We have a bacterial mock community consisting of 22 bacterial taxa. The mock community exists in 2 basic versions - one in which each taxon is (supposed to be) equally abundant, and one in which one of the species has inflated abundance (at several different levels). 

We would like to use the mock community datasets to test our wet lab and bioinformatics pipeline. Our idea was to construct the OTU abundance table (this is, IMHO, the equivalent of the gene counts in RNA-Seq) and to use edgeR to perform an exact test or to do the equivalent analysis in Deseq2. When the comparison is made between samples which contain equally distributed taxons we expect that no taxon would be flagged as being differentially expressed. In this way we hope to verify the precision of our pipeline. In a next series of tests we plan to compare the equally distributed samples to the ones containing inflated abundance for one of the taxons. In this way we hope to establish the sensitivity threshold for our pipeline. 

Question 1: Does such an experimental setup make sense methodologically? Please feel free to offer suggestions.

Question 2 (related): Are Deseq2/edgeR suitable to test low diversity samples?

I was told by someone with a statistical background that neither edgeR nor Deseq2 are suitable to perform the differential abundance test in our experimental design. The explanation was something along the lines that: "Neither Deseq2, nor edgeR are appropriate for extremely low diversity microbial communities like the above mock communities because they require at least a conditional independence of each feature. This is not the case where you have just 20 or so different features (OTUs, genes, etc.). Changes in the true proportion of any of these features 'causes' changes in the proportion of the others, even if there is no biologically meaningful change."

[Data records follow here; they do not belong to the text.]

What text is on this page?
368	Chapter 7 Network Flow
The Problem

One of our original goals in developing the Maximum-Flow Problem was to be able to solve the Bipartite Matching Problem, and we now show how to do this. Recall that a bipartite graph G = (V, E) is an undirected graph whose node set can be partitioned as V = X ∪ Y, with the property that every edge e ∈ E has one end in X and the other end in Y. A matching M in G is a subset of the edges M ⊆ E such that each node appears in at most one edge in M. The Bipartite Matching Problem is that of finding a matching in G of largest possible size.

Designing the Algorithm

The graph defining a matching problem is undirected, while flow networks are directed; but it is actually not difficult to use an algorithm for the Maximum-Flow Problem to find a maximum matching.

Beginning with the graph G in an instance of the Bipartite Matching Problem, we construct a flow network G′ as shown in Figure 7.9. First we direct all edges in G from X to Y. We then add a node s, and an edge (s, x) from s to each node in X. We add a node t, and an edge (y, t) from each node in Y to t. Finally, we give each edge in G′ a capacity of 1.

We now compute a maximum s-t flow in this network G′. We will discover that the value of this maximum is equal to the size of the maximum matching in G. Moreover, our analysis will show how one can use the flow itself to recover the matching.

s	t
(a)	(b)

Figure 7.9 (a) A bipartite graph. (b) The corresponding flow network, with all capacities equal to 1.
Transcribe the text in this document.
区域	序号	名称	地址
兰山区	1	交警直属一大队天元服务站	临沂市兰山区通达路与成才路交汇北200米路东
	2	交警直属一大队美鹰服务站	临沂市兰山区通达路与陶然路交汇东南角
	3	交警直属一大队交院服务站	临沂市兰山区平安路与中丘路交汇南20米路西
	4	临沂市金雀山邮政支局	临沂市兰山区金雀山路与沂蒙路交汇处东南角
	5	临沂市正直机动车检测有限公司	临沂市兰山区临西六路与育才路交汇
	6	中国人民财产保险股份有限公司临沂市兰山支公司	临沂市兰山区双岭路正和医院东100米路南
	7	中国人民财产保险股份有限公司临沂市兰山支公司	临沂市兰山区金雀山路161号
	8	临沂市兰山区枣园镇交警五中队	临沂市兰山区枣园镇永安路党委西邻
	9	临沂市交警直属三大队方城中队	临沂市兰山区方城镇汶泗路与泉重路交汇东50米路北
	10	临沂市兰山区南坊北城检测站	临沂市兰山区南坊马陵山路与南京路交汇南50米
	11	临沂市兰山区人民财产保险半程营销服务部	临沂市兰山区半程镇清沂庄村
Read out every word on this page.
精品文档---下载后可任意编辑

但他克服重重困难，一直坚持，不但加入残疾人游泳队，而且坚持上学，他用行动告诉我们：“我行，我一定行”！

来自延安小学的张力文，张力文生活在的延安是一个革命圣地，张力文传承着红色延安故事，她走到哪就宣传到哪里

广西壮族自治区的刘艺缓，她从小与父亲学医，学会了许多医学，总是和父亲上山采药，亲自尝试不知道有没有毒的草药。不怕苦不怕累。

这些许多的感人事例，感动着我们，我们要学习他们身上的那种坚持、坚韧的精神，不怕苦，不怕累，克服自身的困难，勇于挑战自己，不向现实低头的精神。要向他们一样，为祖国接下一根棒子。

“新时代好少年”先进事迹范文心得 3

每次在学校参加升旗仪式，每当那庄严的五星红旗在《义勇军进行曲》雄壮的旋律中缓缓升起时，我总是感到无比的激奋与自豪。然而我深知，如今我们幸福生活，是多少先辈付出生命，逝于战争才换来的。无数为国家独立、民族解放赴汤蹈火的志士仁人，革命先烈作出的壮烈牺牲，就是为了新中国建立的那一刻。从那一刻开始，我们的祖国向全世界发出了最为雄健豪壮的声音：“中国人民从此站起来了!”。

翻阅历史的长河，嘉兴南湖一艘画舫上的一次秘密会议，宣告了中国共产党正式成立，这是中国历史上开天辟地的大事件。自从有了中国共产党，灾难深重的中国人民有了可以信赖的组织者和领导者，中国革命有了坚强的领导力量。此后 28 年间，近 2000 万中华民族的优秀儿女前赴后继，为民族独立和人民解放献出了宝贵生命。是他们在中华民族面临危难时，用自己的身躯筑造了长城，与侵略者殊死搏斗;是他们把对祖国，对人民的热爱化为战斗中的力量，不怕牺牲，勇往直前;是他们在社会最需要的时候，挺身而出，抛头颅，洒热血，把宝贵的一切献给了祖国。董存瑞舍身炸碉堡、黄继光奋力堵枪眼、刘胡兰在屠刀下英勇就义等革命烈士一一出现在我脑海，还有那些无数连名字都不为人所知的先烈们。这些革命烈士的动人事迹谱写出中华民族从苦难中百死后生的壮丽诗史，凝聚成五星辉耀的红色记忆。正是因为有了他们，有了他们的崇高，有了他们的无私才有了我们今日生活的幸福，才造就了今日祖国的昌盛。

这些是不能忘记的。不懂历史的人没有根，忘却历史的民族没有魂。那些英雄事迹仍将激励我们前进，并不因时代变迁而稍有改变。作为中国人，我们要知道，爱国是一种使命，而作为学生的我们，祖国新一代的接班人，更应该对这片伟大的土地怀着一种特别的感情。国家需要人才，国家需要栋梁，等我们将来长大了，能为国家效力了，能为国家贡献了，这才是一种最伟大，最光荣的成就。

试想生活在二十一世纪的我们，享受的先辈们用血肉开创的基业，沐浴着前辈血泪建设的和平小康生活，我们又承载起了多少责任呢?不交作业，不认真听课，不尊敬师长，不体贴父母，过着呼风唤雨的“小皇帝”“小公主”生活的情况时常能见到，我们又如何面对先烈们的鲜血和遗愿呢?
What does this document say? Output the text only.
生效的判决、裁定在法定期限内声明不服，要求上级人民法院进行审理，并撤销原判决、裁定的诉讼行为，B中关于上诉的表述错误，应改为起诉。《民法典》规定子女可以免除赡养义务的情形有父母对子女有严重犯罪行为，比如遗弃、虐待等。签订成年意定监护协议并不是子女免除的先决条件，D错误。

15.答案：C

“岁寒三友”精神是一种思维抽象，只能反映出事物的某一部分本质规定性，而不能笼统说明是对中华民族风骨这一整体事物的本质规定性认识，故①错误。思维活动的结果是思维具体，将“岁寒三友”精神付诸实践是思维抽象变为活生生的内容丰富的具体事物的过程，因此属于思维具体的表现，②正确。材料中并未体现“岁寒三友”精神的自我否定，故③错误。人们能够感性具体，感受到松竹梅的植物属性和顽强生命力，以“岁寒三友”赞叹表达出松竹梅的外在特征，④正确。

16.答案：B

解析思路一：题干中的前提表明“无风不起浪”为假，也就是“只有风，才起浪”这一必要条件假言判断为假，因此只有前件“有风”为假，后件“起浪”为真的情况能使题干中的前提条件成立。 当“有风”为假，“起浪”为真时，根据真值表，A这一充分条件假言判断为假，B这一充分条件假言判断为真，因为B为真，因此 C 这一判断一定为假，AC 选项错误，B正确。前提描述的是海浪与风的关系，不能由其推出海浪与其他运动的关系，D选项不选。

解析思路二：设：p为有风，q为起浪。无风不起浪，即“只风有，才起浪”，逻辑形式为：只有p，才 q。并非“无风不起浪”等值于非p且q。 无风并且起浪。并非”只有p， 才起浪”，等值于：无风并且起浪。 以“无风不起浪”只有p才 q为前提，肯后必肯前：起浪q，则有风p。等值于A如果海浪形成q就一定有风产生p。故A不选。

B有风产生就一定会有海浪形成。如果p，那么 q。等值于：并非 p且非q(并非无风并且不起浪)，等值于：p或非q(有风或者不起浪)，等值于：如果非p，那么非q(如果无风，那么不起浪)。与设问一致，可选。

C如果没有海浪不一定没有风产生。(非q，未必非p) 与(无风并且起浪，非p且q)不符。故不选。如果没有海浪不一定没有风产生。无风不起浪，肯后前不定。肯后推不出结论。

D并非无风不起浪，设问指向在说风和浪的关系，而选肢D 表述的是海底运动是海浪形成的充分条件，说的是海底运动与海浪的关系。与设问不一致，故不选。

This comment leaves us in a methodological limbo. Shall we go for massive expansion of our mock community in order to simulate "conditional independence"? And, if so, how many shall we include - 100, 500, 1000?

Isn't there still a chance to make meaningful inference based on the mock community which we already have?

The proportion issue is not, in and of itself, a problem; TMM normalization in edgeR (and its equivalent in DESeq2) will remove the composition bias that is introduced by differential abundances of a subset of features. The real problem is that these normalization strategies assume that most features are not differentially abundant. Is this true for your data? Maybe, if there's only one feature (i.e., species) in your mock community that is differentially abundant.

The next question is whether the remaining features have counts that are precise enough to estimate the normalization factor. For RNA-seq data, low-precision observations aren't too problematic, because we have lots of genes and we make up for the lack of quality with quantity. That isn't an option when you've only got 21 (excluding the known differential feature) species to play with. If you make a MA plot between the two versions of your community, and find that the M-values for the 21 "non-differential" species are all over the place, then you might have a problem.

You could explore other options like spike-ins for normalization - but, if I understand correctly, your community is artificially constructed, so your 21 non-differential species are effectively acting as spike-ins already.